[Editor’s Note: This month faculty members share their favorite brief writing or oral argument tip. This is the fourth entry in the series.] My favorite advocacy tip applies to briefs and oral arguments alike. (Indeed, for my money it serves as a pretty good rule of thumb for life in general.) It is this: Your arguments are never as good as you think they are.
As a general matter, the phenomenon is a product of (or is at the very least related to) what psychologists call the confirmation bias. That’s our tendency to assimilate new information in such a way as to confirm our pre-existing beliefs. If I’m inclined to believe in the truth of Proposition X, then I will give relatively greater weight to new information that confirms that belief than to information that runs contrary to it.
It’s entirely natural for lawyers to identify with their client’s interests and perspective. When your job is to advance the most effective arguments you can on your client’s behalf, it becomes your business to appreciate where they are coming from. And as you start to do that, you are likely to become less effective at seeing where the other side is coming from.
Imagine you’re confronted with what at the outset appears to be a body of case law that is not clearly consistent, or is inconsistent, with the position you hope to advance. For you it’s a puzzle. You need to move the pieces around and to reorient the cases, emphasizing some of the themes and language in the opinions over the rest. Ultimately, you formulate an analysis in which everything points in a single direction: you win. In your mind, you will have offered the court the solution to the puzzle. In reality, you are much more likely to have provided a solution to the puzzle.
We do this all the time, as humans, as lawyers, and even as judges (ever notice how opinions consistently read as though there is but a single answer to the questions presented, even over a strenuous dissent?).

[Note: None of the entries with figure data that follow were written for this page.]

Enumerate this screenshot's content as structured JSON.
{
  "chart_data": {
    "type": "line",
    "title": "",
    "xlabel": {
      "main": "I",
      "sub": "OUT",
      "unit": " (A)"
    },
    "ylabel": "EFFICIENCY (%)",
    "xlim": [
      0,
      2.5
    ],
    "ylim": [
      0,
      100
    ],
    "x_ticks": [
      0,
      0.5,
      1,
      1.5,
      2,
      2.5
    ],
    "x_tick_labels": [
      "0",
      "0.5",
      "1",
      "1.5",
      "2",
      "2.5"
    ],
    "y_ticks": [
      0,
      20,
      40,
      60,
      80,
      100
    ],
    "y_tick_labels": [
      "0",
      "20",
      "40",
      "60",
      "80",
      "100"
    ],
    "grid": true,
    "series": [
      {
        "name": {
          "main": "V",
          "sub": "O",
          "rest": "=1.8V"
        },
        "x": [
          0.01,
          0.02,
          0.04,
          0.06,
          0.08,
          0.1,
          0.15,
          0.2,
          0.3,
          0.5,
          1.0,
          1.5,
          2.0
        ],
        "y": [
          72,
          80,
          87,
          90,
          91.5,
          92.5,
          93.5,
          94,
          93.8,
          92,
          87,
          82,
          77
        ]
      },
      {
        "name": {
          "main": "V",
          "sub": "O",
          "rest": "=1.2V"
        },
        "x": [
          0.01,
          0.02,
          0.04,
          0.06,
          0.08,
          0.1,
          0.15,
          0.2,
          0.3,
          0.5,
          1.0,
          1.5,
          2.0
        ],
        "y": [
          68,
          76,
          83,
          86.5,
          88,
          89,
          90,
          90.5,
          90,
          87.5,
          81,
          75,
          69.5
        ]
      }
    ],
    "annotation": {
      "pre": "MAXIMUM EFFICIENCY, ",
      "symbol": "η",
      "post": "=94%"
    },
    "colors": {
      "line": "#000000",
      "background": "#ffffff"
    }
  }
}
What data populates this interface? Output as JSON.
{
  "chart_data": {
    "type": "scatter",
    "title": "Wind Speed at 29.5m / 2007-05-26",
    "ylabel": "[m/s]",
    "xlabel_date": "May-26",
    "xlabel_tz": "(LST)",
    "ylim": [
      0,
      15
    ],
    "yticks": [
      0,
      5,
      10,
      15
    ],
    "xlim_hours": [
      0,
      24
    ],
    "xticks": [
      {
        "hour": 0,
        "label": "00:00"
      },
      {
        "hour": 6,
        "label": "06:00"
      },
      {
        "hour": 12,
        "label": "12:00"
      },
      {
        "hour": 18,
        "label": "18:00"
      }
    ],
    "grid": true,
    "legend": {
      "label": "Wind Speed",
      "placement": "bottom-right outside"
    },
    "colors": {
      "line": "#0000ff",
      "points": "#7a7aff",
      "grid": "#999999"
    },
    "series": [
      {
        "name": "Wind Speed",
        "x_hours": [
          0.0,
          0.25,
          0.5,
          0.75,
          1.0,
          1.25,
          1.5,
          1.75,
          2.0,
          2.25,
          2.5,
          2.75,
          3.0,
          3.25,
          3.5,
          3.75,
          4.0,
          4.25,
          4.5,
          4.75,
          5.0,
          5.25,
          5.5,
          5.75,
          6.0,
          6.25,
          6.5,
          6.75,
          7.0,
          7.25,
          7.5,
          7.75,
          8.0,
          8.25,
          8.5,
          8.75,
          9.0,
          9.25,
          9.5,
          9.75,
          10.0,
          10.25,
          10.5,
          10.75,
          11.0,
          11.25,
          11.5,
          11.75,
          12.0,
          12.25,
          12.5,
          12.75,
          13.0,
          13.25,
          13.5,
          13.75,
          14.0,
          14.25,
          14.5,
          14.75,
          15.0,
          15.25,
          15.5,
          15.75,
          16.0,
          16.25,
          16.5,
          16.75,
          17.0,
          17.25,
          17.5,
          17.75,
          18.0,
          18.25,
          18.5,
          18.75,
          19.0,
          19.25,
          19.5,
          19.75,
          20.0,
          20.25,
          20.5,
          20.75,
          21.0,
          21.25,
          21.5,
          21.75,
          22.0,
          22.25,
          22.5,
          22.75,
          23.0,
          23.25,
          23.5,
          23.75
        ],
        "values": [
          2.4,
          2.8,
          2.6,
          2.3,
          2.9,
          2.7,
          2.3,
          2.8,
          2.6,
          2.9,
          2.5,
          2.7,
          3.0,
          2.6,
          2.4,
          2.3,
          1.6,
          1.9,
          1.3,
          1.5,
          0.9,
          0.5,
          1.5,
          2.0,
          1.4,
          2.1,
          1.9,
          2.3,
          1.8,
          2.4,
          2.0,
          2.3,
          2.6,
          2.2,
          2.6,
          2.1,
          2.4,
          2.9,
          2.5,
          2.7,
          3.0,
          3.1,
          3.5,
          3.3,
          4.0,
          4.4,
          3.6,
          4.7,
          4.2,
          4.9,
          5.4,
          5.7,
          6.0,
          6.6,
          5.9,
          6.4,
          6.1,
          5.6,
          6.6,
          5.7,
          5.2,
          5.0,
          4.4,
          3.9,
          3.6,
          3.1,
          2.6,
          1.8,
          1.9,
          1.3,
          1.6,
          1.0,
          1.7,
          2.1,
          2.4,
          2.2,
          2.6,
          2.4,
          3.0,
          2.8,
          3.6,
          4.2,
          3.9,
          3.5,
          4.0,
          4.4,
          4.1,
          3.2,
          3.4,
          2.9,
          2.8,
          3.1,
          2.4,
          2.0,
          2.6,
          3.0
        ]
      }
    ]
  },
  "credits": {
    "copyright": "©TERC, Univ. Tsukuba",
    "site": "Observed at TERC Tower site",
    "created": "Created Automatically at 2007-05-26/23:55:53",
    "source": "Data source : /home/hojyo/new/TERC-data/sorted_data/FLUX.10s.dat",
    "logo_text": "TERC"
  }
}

So what do we do about it? Clichéd as it may be to say it, recognizing the phenomenon is the first step to countering it. At that point, for me, it becomes about efforts to introduce distance and perspective. Setting a brief aside for a couple days or more seems best, though it’s not always possible. Other tricks involve re-reading it in a different place or in a different font. Reading aloud can help to uncover flaws in logic as well as linguistic inelegancies. The point, ultimately, is to read the words critically, and as though they are not my own. If I can manage that, then I will have a better chance of seeing the flaws that weren’t apparent to me the first time through.